Geography-based themes are proven winners in the restaurant business, with the idea being to name your operation after a place that has a better climate and/or a more glamorous vibe than the one it's actually in. That's why you'll find operations like a Key West Café in Cleveland, a Santa Fe Café in Seattle and seven — count 'em — Jackson Holes in New York City. Just pick a city and you've got a rationale for your menu, design and décor.
But Rush Street in Los Angeles has given an unusual spin to this naming notion. It's meant to evoke a mile-long stretch in downtown Chicago that's lined with restaurants and bars and, most importantly, people. Fair enough. But what's the attraction to Angelenos, few of whom harbor fantasies about traveling to a Midwest city notorious for bad weather to experience Rush Street, Chicago-style?
After all, Southern California has a premier warm-weather climate and Culver City, where Rush Street is located, is enjoying a restaurant renaissance right now. The town is a movie-making mecca that's home to Sony Pictures Studio and other high-powered entertainment companies. It's likely that few individuals within this restaurant's intended customer base have ever visited the actual Rush Street in Chicago; many more probably don't even know where or what it is, or why they'd want to go.
But what they do know is that they're in love with the California-ized version of it that's sprung up in L.A. Rush Street is big (6,000 square feet) and bustling (total capacity: 286), qualities in short supply in or near Culver City. The place has drawn huge crowds since it opened in July, testimony to its positioning as a hip-enough, although not-totally-Hollywood-hip, nightspot. This lack of attitude has struck a nerve with patrons.
Rush Street is the brainchild of native Chicagoan Brian McKeaney, whose family owns 13 restaurants on the Rush Street strip, six of them located on a single block. Even though restaurant operations are in his DNA, McKeaney left the family business to move to Southern California, hooking up with Culver City-based Patchett Kaufman Entertainment (producers of ALF and many other TV shows and movies). Now he's partners with Tom Patchett and Ken Kaufman in Rush Street. So far, on both concept and execution, the trio looks like geniuses.
Their success has come even though not much about Rush Street, other than its name, is particularly reminiscent of Chicago. The design and décor — plenty of exposed brick and beams — are comfortable and stylish, but could have come from anywhere.

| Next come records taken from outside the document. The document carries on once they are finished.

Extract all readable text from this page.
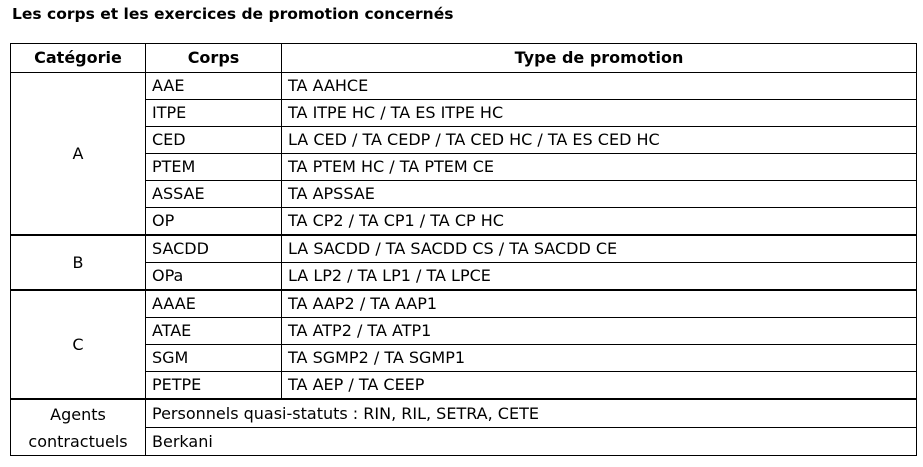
Les corps et les exercices de promotion concernés
Catégorie	Corps	Type de promotion
A	AAE	TA AAHCE
	ITPE	TA ITPE HC / TA ES ITPE HC
	CED	LA CED / TA CEDP / TA CED HC / TA ES CED HC
	PTEM	TA PTEM HC / TA PTEM CE
	ASSAE	TA APSSAE
	OP	TA CP2 / TA CP1 / TA CP HC
B	SACDD	LA SACDD / TA SACDD CS / TA SACDD CE
	OPa	LA LP2 / TA LP1 / TA LPCE
C	AAAE	TA AAP2 / TA AAP1
	ATAE	TA ATP2 / TA ATP1
	SGM	TA SGMP2 / TA SGMP1
	PETPE	TA AEP / TA CEEP
Agents contractuels	Personnels quasi-statuts : RIN, RIL, SETRA, CETE	
	Berkani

And you'd think executive chef Dave Northrup's eclectic menu would offer more in the way of Chi-town favorites like Italian beef, deep-dish pizza or Chicago-style hot dogs than it does.
Instead, it's California items all the way, including starters like tataki nachos (seared Ahi, avocado, slaw and wonton chips, $13) and roasted butternut squash bruschetta ($9); entrees like seared sand dab almondine ($17) and curried pumpkin ravioli (with smoked tofu, peppers, onions, toasted pumpkin seeds $15); and sides like top-seller baked mac and cheese (blend of local farmhouse cheeses, $7) and truffle asiago fries ($7). Deep-dish pizza is available as a special on Monday nights, but the regular pizza menu has more-contemporary offerings such as marguez sausage and roasted peppers ($13) and white pie with truffle oil ($12).

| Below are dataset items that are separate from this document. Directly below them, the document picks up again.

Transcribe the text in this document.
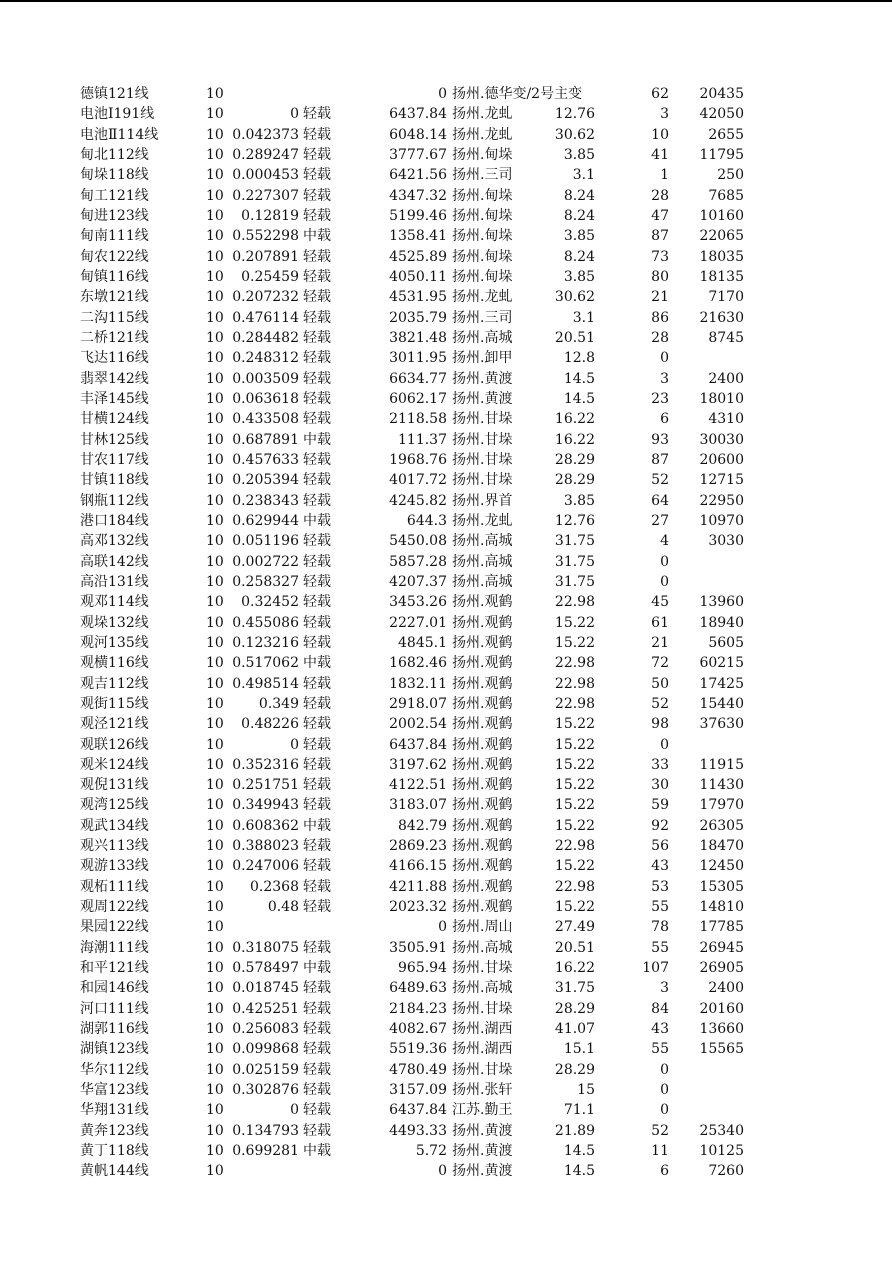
德镇121线	10	0 扬州.德华变/2号主变	62	20435
电池Ⅰ191线	10	0 轻载	6437.84 扬州.龙虬	12.76	3	42050
电池Ⅱ114线	10 0.042373 轻载	6048.14 扬州.龙虬	30.62	10	2655
甸北112线	10 0.289247 轻载	3777.67 扬州.甸垛	3.85	41	11795
甸垛118线	10 0.000453 轻载	6421.56 扬州.三司	3.1	1	250
甸工121线	10 0.227307 轻载	4347.32 扬州.甸垛	8.24	28	7685
甸进123线	10	0.12819 轻载	5199.46 扬州.甸垛	8.24	47	10160
甸南111线	10 0.552298 中载	1358.41 扬州.甸垛	3.85	87	22065
甸农122线	10 0.207891 轻载	4525.89 扬州.甸垛	8.24	73	18035
甸镇116线	10	0.25459 轻载	4050.11 扬州.甸垛	3.85	80	18135
东墩121线	10 0.207232 轻载	4531.95 扬州.龙虬	30.62	21	7170
二沟115线	10 0.476114 轻载	2035.79 扬州.三司	3.1	86	21630
二桥121线	10 0.284482 轻载	3821.48 扬州.高城	20.51	28	8745
飞达116线	10 0.248312 轻载	3011.95 扬州.卸甲	12.8	0
翡翠142线	10 0.003509 轻载	6634.77 扬州.黄渡	14.5	3	2400
丰泽145线	10 0.063618 轻载	6062.17 扬州.黄渡	14.5	23	18010
甘横124线	10 0.433508 轻载	2118.58 扬州.甘垛	16.22	6	4310
甘林125线	10 0.687891 中载	111.37 扬州.甘垛	16.22	93	30030
甘农117线	10 0.457633 轻载	1968.76 扬州.甘垛	28.29	87	20600
甘镇118线	10 0.205394 轻载	4017.72 扬州.甘垛	28.29	52	12715
钢瓶112线	10 0.238343 轻载	4245.82 扬州.界首	3.85	64	22950
港口184线	10 0.629944 中载	644.3 扬州.龙虬	12.76	27	10970
高邓132线	10 0.051196 轻载	5450.08 扬州.高城	31.75	4	3030
高联142线	10 0.002722 轻载	5857.28 扬州.高城	31.75	0
高沿131线	10 0.258327 轻载	4207.37 扬州.高城	31.75	0
观邓114线	10	0.32452 轻载	3453.26 扬州.观鹤	22.98	45	13960
观垛132线	10 0.455086 轻载	2227.01 扬州.观鹤	15.22	61	18940
观河135线	10 0.123216 轻载	4845.1 扬州.观鹤	15.22	21	5605
观横116线	10 0.517062 中载	1682.46 扬州.观鹤	22.98	72	60215
观吉112线	10 0.498514 轻载	1832.11 扬州.观鹤	22.98	50	17425
观街115线	10	0.349 轻载	2918.07 扬州.观鹤	22.98	52	15440
观泾121线	10	0.48226 轻载	2002.54 扬州.观鹤	15.22	98	37630
观联126线	10	0 轻载	6437.84 扬州.观鹤	15.22	0
观米124线	10 0.352316 轻载	3197.62 扬州.观鹤	15.22	33	11915
观倪131线	10 0.251751 轻载	4122.51 扬州.观鹤	15.22	30	11430
观湾125线	10 0.349943 轻载	3183.07 扬州.观鹤	15.22	59	17970
观武134线	10 0.608362 中载	842.79 扬州.观鹤	15.22	92	26305
观兴113线	10 0.388023 轻载	2869.23 扬州.观鹤	22.98	56	18470
观游133线	10 0.247006 轻载	4166.15 扬州.观鹤	15.22	43	12450
观柘111线	10	0.2368 轻载	4211.88 扬州.观鹤	22.98	53	15305
观周122线	10	0.48 轻载	2023.32 扬州.观鹤	15.22	55	14810
果园122线	10	0 扬州.周山	27.49	78	17785
海潮111线	10 0.318075 轻载	3505.91 扬州.高城	20.51	55	26945
和平121线	10 0.578497 中载	965.94 扬州.甘垛	16.22	107	26905
和园146线	10 0.018745 轻载	6489.63 扬州.高城	31.75	3	2400
河口111线	10 0.425251 轻载	2184.23 扬州.甘垛	28.29	84	20160
湖郭116线	10 0.256083 轻载	4082.67 扬州.湖西	41.07	43	13660
湖镇123线	10 0.099868 轻载	5519.36 扬州.湖西	15.1	55	15565
华尔112线	10 0.025159 轻载	4780.49 扬州.甘垛	28.29	0
华富123线	10 0.302876 轻载	3157.09 扬州.张轩	15	0
华翔131线	10	0 轻载	6437.84 江苏.勤王	71.1	0
黄奔123线	10 0.134793 轻载	4493.33 扬州.黄渡	21.89	52	25340
黄丁118线	10 0.699281 中载	5.72 扬州.黄渡	14.5	11	10125
黄帆144线	10	0 扬州.黄渡	14.5	6	7260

Likewise, the beverage lineup has scant connection to the restaurant's nominal roots in Chicago. The extensive beer and wine list have plenty to offer, just no Chicago-area favorites. The ten-microbrews-on-tap lineup includes Old Speckled Hen from England and Kona Longboard Lager from Hawaii ($6 apiece), but nothing from Chicago brewer Goose Island. The cocktail list offers old and new classics, none of their names linked to Chicago or Rush Street. All featured cocktails go for $14.
The place is really more like Rush Street re-imagined for a California crowd, with the re-imagining getting many things right. One key: multiple venues within a single operation so customers can customize their experience. There's the regular dining room and its king-size booths, plus a sizable front patio, the bar area, an upstairs bar and a rooftop patio.
The result is a restaurant, bar and lounge that you could call anything and plunk down almost anywhere in the country, and it would still attract the same kind of crowds it's drawing in L.A. Rush Street demonstrates that a restaurant's name and putative theme matter less than they once did. If you're wondering what to call your next restaurant, do it like these guys did. Nail down the location, menu and design first. Get those right and any name can work.